At 93 minutes, the film raises more questions than it answers, but half the fun is thinking afterwards about what it all means, not just in the sense of “What story did I just watch?” but the sense of “Whose story did I just watch, and who told it?” The film’s final act, starting with the rawest of monologues and ending with a dance through the town’s streets, sees the character of Madeline finally take control of her own narrative, though where that narrative goes after the credits roll is anyone’s guess.
There’s a dilemma journalists run into often, and it’s whether or not we’re the people best equipped to tell the stories of the disenfranchised. Many of the people we interview live vastly different lives than we do. No matter how many fact checks we do, no matter how many sources we use, there are certain things people in our position — of fortune, of higher education, of privilege — can never understand about lives not given the chance at those things.

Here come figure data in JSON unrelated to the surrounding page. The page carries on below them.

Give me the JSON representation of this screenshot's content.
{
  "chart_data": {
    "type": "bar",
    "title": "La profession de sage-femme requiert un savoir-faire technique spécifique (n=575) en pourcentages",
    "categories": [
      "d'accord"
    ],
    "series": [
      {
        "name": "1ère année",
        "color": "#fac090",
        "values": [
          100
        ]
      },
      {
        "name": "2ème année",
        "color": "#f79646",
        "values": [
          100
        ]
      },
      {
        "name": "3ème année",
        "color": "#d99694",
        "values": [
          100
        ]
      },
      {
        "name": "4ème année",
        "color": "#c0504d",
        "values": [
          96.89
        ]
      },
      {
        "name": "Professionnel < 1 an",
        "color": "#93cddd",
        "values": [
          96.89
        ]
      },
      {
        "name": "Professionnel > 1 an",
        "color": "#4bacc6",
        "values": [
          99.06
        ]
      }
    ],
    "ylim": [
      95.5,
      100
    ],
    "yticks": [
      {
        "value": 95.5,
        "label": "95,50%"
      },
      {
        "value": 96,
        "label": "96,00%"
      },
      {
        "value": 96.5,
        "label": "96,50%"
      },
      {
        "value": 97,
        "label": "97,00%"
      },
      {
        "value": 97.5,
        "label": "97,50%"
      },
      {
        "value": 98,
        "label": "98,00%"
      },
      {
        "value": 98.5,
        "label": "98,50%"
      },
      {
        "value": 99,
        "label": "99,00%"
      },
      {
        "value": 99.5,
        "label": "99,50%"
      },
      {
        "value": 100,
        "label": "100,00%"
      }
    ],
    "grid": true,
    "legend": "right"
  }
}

Recently, filmmaker Wes Anderson received criticism over choices made in his newest effort, "Isle of Dogs," which is set in Japan. Anderson worked on the film with Japanese writer and actor Kunichi Nomura and set the film in Japan as homage to legendary filmmaker Akira Kurosawa, yet decisions like not including subtitles for the film’s Japanese dialogue angered many fans, who accused Anderson of “other-ing” the Japanese characters in their own country. The controversy brought to light a discussion similar to the dilemma journalists face: Can filmmakers tell stories of people different than them?
“Madeline’s Madeline” is smart enough to know there’s no clear answer. It would rather make its audiences think while Decker (and, by proxy, Madeline) gets a chance to tell you hers.